日本の名人鞄職人の多くも使っている、名機です。

今あるTE-2もサーボ付きモーターに変えてもらい、調整をお願いしてル・ボナーにはTE-2が2台になります。ミシンはこの2台と平ミシンが1台。ミシンはこれでもういいかな。
これでハミと私1台ずつTE-2を使うことになります。

このミシンを探して組んでもらったミシン屋さんは、神戸の下町、長田にある田中ミシンさんです。

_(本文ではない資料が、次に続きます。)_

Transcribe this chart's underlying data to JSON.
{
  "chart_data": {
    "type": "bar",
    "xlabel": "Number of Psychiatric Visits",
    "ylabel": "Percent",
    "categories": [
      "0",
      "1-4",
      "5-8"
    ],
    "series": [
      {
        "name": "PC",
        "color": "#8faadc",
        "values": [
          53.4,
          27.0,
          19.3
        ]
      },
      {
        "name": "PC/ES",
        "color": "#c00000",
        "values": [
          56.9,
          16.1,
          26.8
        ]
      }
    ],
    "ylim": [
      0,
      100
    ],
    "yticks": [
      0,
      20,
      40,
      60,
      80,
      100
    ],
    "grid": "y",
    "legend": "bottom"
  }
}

田中ミシンさんが神戸にあり知り合えたことは、私たちの幸運でした。
阪神大震災の時、神戸で一番の被害を受けた長田の場所で、工業用ミシンの販売、修理を続けられている田中ミシンさんは、ミシンその他鞄縫製に使う機械類の、ル・ボナーにとって主治医でもあります。
TE-2の、今ではメーカーでもストックしていない部品も、田中ミシンさんはストックしています。なので安心して古いミシンも使えます。

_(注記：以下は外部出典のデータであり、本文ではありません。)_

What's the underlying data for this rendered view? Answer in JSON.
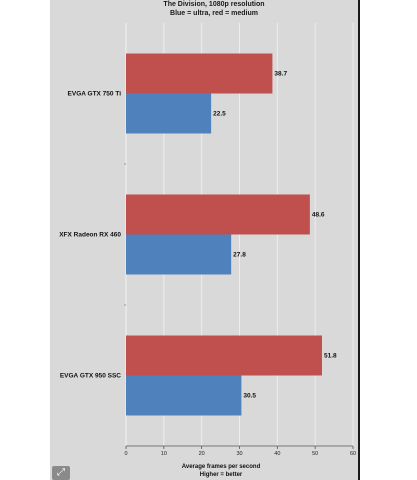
{
  "chart_data": {
    "type": "bar",
    "orientation": "horizontal",
    "title": "The Division, 1080p resolution",
    "subtitle": "Blue = ultra, red = medium",
    "categories": [
      "EVGA GTX 750 Ti",
      "XFX Radeon RX 460",
      "EVGA GTX 950 SSC"
    ],
    "series": [
      {
        "key": "medium",
        "color": "#c0504d",
        "values": [
          38.7,
          48.6,
          51.8
        ]
      },
      {
        "key": "ultra",
        "color": "#4f81bd",
        "values": [
          22.5,
          27.8,
          30.5
        ]
      }
    ],
    "xlabel": "Average frames per second",
    "xlabel2": "Higher = better",
    "xlim": [
      0,
      60
    ],
    "xticks": [
      0,
      10,
      20,
      30,
      40,
      50,
      60
    ],
    "grid": true,
    "legend": "none"
  },
  "ui": {
    "expand_icon": "expand-icon",
    "expand_glyph": "⤢",
    "panel_bg": "#d9d9d9"
  }
}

東京、神戸と鞄縫製用の機械を色々と、何軒かのミシン屋さんで買ったり修理してもらったりしましたが、今までで一番気持ちの良いミシン屋さんです。商いというより、売っているものに思い入れを持ち、その仕事に愛情を持って接しているのを感じられるミシン屋さんなんです。
田中ミシンのお店に行くと、美しく手入れされた工業用ミシンと70歳を越えた社長と奥さんの笑顔が迎えてくれます。何人かの職人さんが忙しそうにミシンを組んだり修理をしています。奥の倉庫兼社長の工房には再び息を吹き返してもらうのを待つ機械類が山のように眠っています。

私は神戸に来て、一生付き合いたい主治医の何人かに出会えて幸せです。
鞄縫製用の機械は田中ミシンさん。車は西土居モータースの古川さん。チャーはオタニさん。なぜか私の主治医は長田、兵庫という神戸の下町に集中しています。